В России в конце XVIII начале XIX в. альманах, внешне безобидное издание, стал единственной возможностью познакомить читателей с новыми литературными произведениями малых форм. На издание альманахов не требовалось, как на периодические издания, цензурного разрешения. «Это были как бы отдельные номера журналов, издававшиеся не периодически, а от случая к случаю», определяет их характер H.H. Смирнов-Сокольский[1]. Признаком, сохраненным ими от прежних альманахов, был их выход один раз в год. Для большей части альманахов это был вообще выход единственный, лишь немногие, наиболее значительные, насчитывали по нескольку выпусков. В отличие от журналов в них не могли печататься частями произведения большого объема.

До 1823 г. альманахи выходили как простое подражание карамзинским. Среди них выделялись своим содержанием «Свиток муз» и «Талия».

 

Рис. 32

 

Рис. 32. Титульный лист альманаха «Полярная звезда», издававшегося К.Ф. Рылеевым и А.А. Бестужевым

 

В 1823 г. альманах «Полярная звезда» начал так называемый «альманашный период» нашей литературы. Это был лучший альманах пушкинской поры. Было издано три его выпуска в 1823, 1824 и 1825 гг. Издавался он К. Рылеевым и А. Бестужевым. Альманах пользовался огромным успехом. Здесь печатались все лучшие литераторы 20-х годов прошлого века Пушкин, Баратынский, Вяземский, Гнедич, Дельвиг, Крылов, Дмитриев, Плетнев, Жуковский. Но главным делом «Полярной звезды» была пропаганда идеологии декабризма. «Влияние декабристов на общественное мнение было значительно, писал А.И. Герцен. Они господствовали над частью аристократии, а посредством находившейся в их руках литературы над всем молодым поколением».

Рылеев возглавлял в альманахе отдел поэзии, Бестужев выполнял многочисленные издательские и редакторские обязанности: отбирал материал, составлял книги альманаха, держал корректуру, вел переговоры с цензурой. Кроме того, он был автором критических обзоров «Взгляд на русскую словесность», которые, как писал Белинский, «были действительно необыкновенным явлением... Марлинский заговорил о литературе языком светского человека, умного, образованного и талантливого, заговорил языком новым, небывалым, острым, блестящим»[2]. В «Полярной звезде» печатались также прозаические произведения Бестужева и стихотворения Рылеева.

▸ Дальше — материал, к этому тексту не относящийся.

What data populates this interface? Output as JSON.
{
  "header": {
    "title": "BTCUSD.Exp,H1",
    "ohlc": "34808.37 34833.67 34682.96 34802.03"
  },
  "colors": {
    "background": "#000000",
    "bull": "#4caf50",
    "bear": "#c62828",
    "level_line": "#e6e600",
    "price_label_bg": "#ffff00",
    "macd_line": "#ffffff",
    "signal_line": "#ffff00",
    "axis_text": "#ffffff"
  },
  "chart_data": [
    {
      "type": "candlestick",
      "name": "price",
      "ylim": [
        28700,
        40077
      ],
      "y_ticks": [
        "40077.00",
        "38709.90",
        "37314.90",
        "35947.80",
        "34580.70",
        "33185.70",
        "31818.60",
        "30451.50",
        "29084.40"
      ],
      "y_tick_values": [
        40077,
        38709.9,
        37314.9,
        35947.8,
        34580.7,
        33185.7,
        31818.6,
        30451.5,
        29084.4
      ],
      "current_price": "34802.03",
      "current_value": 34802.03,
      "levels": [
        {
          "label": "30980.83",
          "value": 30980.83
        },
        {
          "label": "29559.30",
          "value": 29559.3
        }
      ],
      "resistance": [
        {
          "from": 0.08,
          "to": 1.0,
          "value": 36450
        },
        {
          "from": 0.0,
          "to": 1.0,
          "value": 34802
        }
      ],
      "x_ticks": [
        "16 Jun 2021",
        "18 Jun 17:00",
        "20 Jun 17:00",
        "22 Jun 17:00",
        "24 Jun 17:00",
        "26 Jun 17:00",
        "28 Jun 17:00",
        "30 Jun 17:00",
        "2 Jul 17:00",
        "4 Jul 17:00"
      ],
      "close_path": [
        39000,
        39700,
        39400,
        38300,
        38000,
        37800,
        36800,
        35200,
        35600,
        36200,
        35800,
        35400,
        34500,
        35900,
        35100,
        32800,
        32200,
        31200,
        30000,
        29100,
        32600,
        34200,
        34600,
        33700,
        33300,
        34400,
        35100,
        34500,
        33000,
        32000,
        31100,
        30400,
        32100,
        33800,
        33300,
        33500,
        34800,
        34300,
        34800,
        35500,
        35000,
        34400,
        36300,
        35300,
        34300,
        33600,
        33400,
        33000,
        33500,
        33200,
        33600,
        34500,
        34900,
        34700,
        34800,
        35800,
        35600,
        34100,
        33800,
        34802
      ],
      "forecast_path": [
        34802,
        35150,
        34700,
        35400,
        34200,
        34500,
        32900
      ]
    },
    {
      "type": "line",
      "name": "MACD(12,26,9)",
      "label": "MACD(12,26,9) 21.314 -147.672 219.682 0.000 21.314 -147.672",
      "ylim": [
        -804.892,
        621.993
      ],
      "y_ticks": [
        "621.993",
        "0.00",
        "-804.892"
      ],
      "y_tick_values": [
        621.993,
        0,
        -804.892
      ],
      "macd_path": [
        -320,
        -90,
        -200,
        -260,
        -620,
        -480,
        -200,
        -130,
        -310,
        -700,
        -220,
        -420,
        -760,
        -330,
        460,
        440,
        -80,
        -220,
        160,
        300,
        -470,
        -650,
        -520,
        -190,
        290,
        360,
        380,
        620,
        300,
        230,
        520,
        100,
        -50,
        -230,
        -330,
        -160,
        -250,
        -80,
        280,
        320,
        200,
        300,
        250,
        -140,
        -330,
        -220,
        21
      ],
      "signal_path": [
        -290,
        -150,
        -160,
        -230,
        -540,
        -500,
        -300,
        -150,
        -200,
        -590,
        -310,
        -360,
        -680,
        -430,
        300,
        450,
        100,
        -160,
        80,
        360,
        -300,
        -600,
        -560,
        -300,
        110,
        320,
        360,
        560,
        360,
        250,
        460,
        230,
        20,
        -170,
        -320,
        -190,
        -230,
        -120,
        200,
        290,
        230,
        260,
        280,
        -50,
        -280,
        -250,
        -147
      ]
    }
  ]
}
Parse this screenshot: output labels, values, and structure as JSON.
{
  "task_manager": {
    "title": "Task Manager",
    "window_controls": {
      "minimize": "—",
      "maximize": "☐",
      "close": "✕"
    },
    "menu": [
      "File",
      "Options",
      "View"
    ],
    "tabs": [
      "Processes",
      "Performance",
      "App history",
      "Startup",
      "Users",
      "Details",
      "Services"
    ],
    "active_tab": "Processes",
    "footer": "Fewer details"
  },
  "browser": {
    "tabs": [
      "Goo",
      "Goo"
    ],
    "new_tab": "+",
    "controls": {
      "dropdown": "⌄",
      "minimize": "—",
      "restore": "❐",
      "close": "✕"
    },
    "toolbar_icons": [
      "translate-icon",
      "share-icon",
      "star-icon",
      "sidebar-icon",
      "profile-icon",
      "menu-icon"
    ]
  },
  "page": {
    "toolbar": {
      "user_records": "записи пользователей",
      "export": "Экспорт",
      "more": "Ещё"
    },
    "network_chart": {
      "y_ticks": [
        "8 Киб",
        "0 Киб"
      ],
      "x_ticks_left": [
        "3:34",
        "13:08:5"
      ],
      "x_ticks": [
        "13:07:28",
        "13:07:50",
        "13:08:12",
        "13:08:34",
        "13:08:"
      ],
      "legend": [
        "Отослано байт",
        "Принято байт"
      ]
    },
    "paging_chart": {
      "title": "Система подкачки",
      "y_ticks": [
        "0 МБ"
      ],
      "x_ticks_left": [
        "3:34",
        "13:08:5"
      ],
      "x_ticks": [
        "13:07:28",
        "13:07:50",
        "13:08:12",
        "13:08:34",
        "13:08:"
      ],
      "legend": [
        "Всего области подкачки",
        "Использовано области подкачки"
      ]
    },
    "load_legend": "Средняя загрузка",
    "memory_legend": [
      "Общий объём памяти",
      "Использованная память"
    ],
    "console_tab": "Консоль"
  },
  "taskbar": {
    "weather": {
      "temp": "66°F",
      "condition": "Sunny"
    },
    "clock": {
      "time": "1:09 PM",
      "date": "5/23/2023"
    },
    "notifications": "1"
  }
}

Главной особенностью содержания лучших русских альманахов как своеобразного типа издания была их непосредственная связь с развитием русской общественной мысли и событиями общественного движения.

Как тип издания альманахи имели традиционную внешнюю форму. Это были книжечки малого «карманного» формата, обычно в 12-ю долю листа, украшенные гравированными рамками и виньетками. Было принято давать альманахам причудливые условно-поэтические названия: «Утренняя заря», «Свиток муз», «Цветы граций», «Ореады», «Минерва или Дамская карманная книжка на 1811 год в пользу, удовольствие и забаву», «Мнемозина» (собрание сочинений в стихах и прозе, издаваемое Одоевским и Кюхельбекером), «Календарь муз на 1826 год», «Северные цветы на 1826 год, собранные бароном Дельвигом», «Букет благовонных цветов или Новейшее собрание романсов и песен», «Жасмин и роза. Подарок для туалета на 1830 год любительницам и любителям или Новейшее собрание романсов и песен». Обязательной частью альманахов были издательские предисловия, эпиграфы, примечания. В предисловии было принято благодарить авторов, приславших издателю свои сочинения, объяснять принцип, которым руководствовался издатель, комплектуя альманах. Укоренился обычай не подписывать произведений в альманахах или ставить загадочные инициалы. Если альманах был иллюстрированным, рисунки, как правило, не были связаны по содержанию с текстом. Они вместе с приложенными к ним объяснениями составляли самостоятельный раздел альманаха. Например, к альманаху «Невский листок на 1826 год» (издатель Егор Аладьин) приложены две гравюры: «Вольный стрелок» и «Часовня Вильгельма Телля», которые сопровождает «Изъяснение картинок».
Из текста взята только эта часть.